Jasmine Showers, the city’s water resources analyst, told the Water Commission on Tuesday that the city’s updated 2025 baseline water demands are “much lower than our last baseline demand projection,” a change staff attributes to lower population projections and the absence of an expected drought rebound.
The reassessment, prepared with Water Systems Consulting and Madhouse Water Management (MWM), used 2021–2024 customer water use, 2020 census data, SBCCAG growth rates, California Employment Department figures, the city’s 2035 housing element and the city’s conservation measures. Showers said the baseline projections include recycled water but exclude recycled-process sales.

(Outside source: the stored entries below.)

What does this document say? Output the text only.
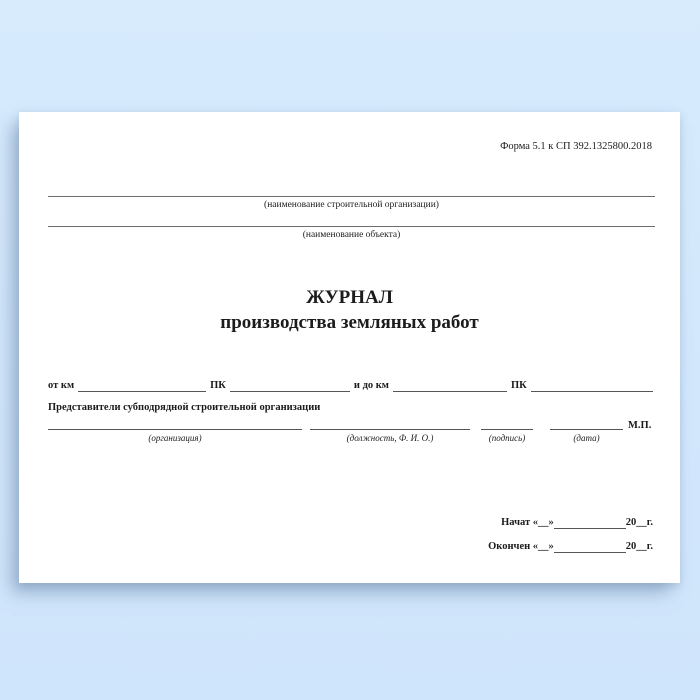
Форма 5.1 к СП 392.1325800.2018
(наименование строительной организации)
(наименование объекта)
ЖУРНАЛ
производства земляных работ
от км	ПК	и до км	ПК
Представители субподрядной строительной организации
(организация)	(должность, Ф. И. О.)	(подпись)	(дата)
М.П.
Начат «__»	20__г.
Окончен «__»	20__г.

Why it matters: the baseline demand feeds the city’s 5‑year planning and the 2025 Urban Water Management Plan, which triggers capital and conservation budgeting. Dakota Corey, water supply and services manager, said the baseline will be the city’s official demand for planning while a demand envelope will provide bookends for sensitivity analysis.
Staff outlined six scenarios to be modeled in a demand envelope: higher population growth (aligned with the most recent RHNA allocation), slower population growth, faster and slower job growth (a ±20% commercial-population adjustment), climate-change impacts on outdoor use and a “demand creep” scenario that anticipates a gradual return to recent high per‑capita use. Showers noted the city’s 2035 housing element projections are lower than RHNA and that ADU and multifamily growth lower persons-per-unit, moderating demand.
Consultant perspective: Michelle Madaus of MWM said statewide trends show flattened per‑capita use since COVID and drought, and that AMI (automated metering infrastructure) will allow more precise, account-level forecasting. “The more information you give me, the better the assumptions can become,” she said, describing the DSS end‑use model that breaks consumption into indoor/outdoor end uses and evaluates conservation measures at a granular level.
Questions from commissioners focused on whether water‑rate increases and contractor behaviors (which can affect rebate outcomes) are baked into scenarios; staff said rates and economic signals will be considered and that the city will seek input on the demand envelope in February and present a draft 2025 plan in April.
Next steps: staff will incorporate commission feedback into the demand envelope and return with a February presentation; the draft 2025 Urban Water Management Plan and supporting analyses are scheduled for review in April.